The second impact of tourism is the socio-cultural aspect. The major priority is the intercultural exchange. When foreigners pay a visit to new lands, they are regularly willing to find out different kinds of cultures and traditions such as beliefs, lifestyle, customs and speciality (Wood, 1994). This helps both local and travellers to gain the other friendships and mutual understanding. Therefore, there will not happen the discrimination and conflicts among people from different regions. Nevertheless, if residents are not aware of preserving characteristics, a wide range of their different traditional values and cultures might be forgotten and they have to cope with changes depend on the characteristics of visitors (Pearce, Moscardo, & Ross, 1996). To conclude, tourism has an obvious negative downside of cultural maintenance, but positive impacts of tourism on socio-cultural are much more significant.

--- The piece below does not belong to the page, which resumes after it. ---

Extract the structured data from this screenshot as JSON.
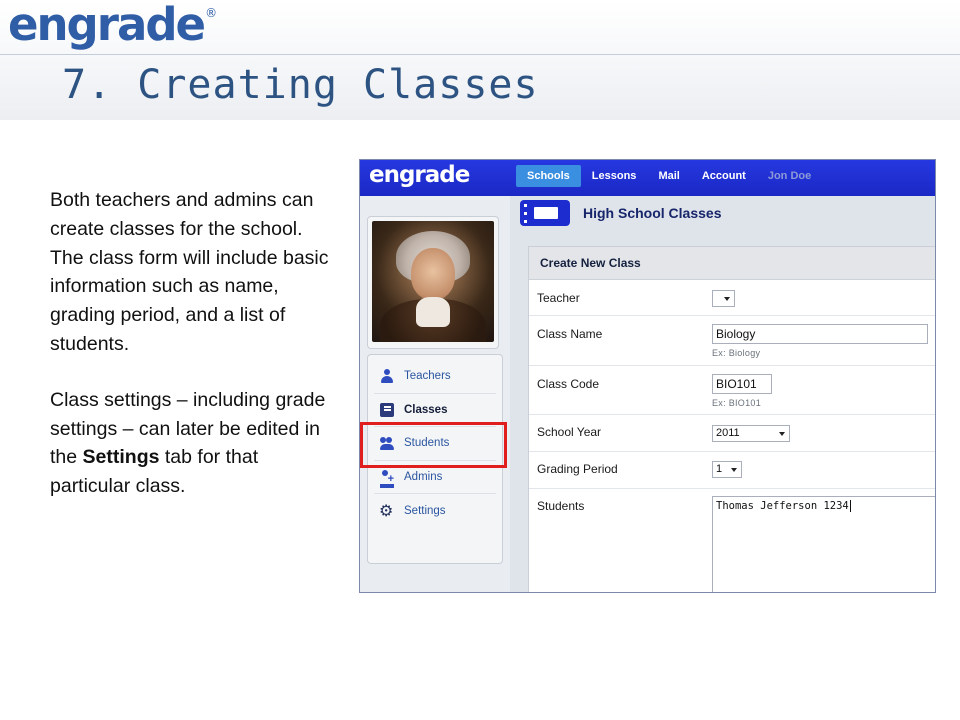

The final influence of tourism is economic perspective. On the one hand, tourism is a crucial factor in the economic development. The most important factor is that it can create a variety of employment opportunities for not only the local but also people from other countries. Many hotels and resorts are built in prominent places, so they need a huge amount of labour and a range of positions such as tour guides, waiters, waitresses and hotel management. Therefore, tourism has a considerable contribution to the decrease in unemployment rate. For instance, in 2017, the gradual increase in tourism industry contributed USD 8.5 trillion to the global nation’s growth and created over 8.5 million jobs (International Monetary Fund, 2017). Secondly, tourism can generate a wide profit. As large incomes are yielded from accommodations, services and various infrastructures such as transport systems, hospitals, entertainment centres and exhibition malls. This allows inhabitants to enhance their living standard. Furthermore, tourism activities also increase the tax-revenue of the state governments (Gee et al., 1989). These financial resources can be allocated by the local governments for investing in other fields: education and healthcare, even they can be used to protect and regenerate natural landscape.

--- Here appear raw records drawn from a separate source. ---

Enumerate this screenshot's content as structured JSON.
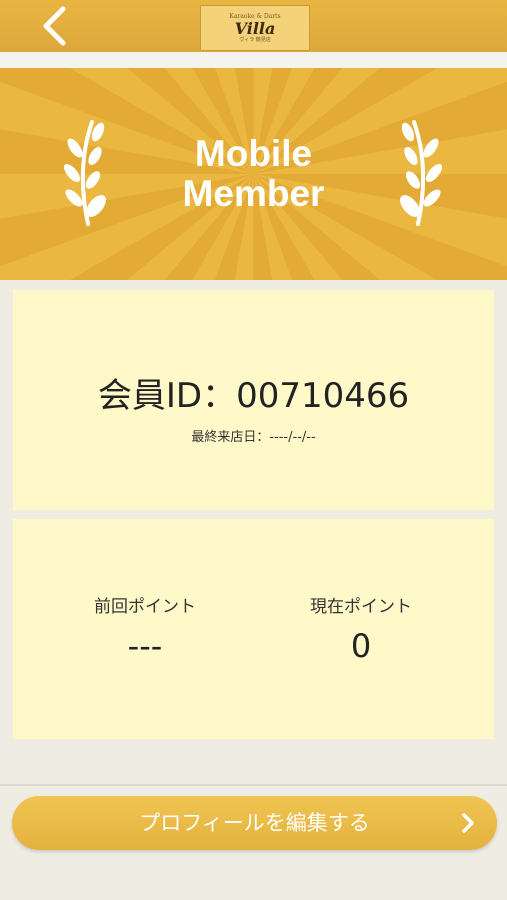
{
  "header": {
    "back_icon": "chevron-left-icon",
    "logo": {
      "top_text": "Karaoke & Darts",
      "brand": "Villa",
      "sub_text": "ヴィラ 鶴見店"
    }
  },
  "hero": {
    "title_line1": "Mobile",
    "title_line2": "Member"
  },
  "member": {
    "id_text": "会員ID：00710466",
    "last_visit": "最終来店日：----/--/--"
  },
  "points": {
    "previous_label": "前回ポイント",
    "previous_value": "---",
    "current_label": "現在ポイント",
    "current_value": "0"
  },
  "actions": {
    "edit_profile_label": "プロフィールを編集する",
    "edit_profile_icon": "chevron-right-icon"
  },
  "colors": {
    "accent": "#e8b440",
    "card_bg": "#fff8c9",
    "page_bg": "#efece4"
  }
}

On the other hand, there are some undeniable outcomes that tourism brings to economy. Firstly, development of tourism is seasonal, this means the jobs of residents heavily depend on seasons in a year. As the number of tourists changes frequently and cannot be predicted, the locals have to face joblessness when the number of tourists decreases (Cooper, Fletcher, Gilbert ; Wanhill, 1993). And these jobs are often poorly paid. Moreover, there are some difficulties for the local community when they live in their attractive destinations. The primal problem is the extension of the cost of products, services and housing there. Due to the increase in profit, the prices of everything in tourism places are usually more expensive than other ones and residents whose income does not rise proportionately are often less wealthy than travellers, which discourages them to use items that they produce and even they cannot afford to stay there (Cooper, Fletcher, Gilbert ; Wanhill, 1993; Mathieson ; Wall, 1982). In short, tourism has both advantageous and disadvantageous impacts on economy and some countries relying greatly on tourism need to consider and judge carefully about these sides to find out the suitable solutions as this can be an enormous problem if tourists stop coming.
By way of conclusion, no one can deny the crucial role of tourism. In spite of the significant benefits on economy, environmental and socio aspects, there are still several drawbacks that need to be tackled by actions of governments, tourists and especially the locals.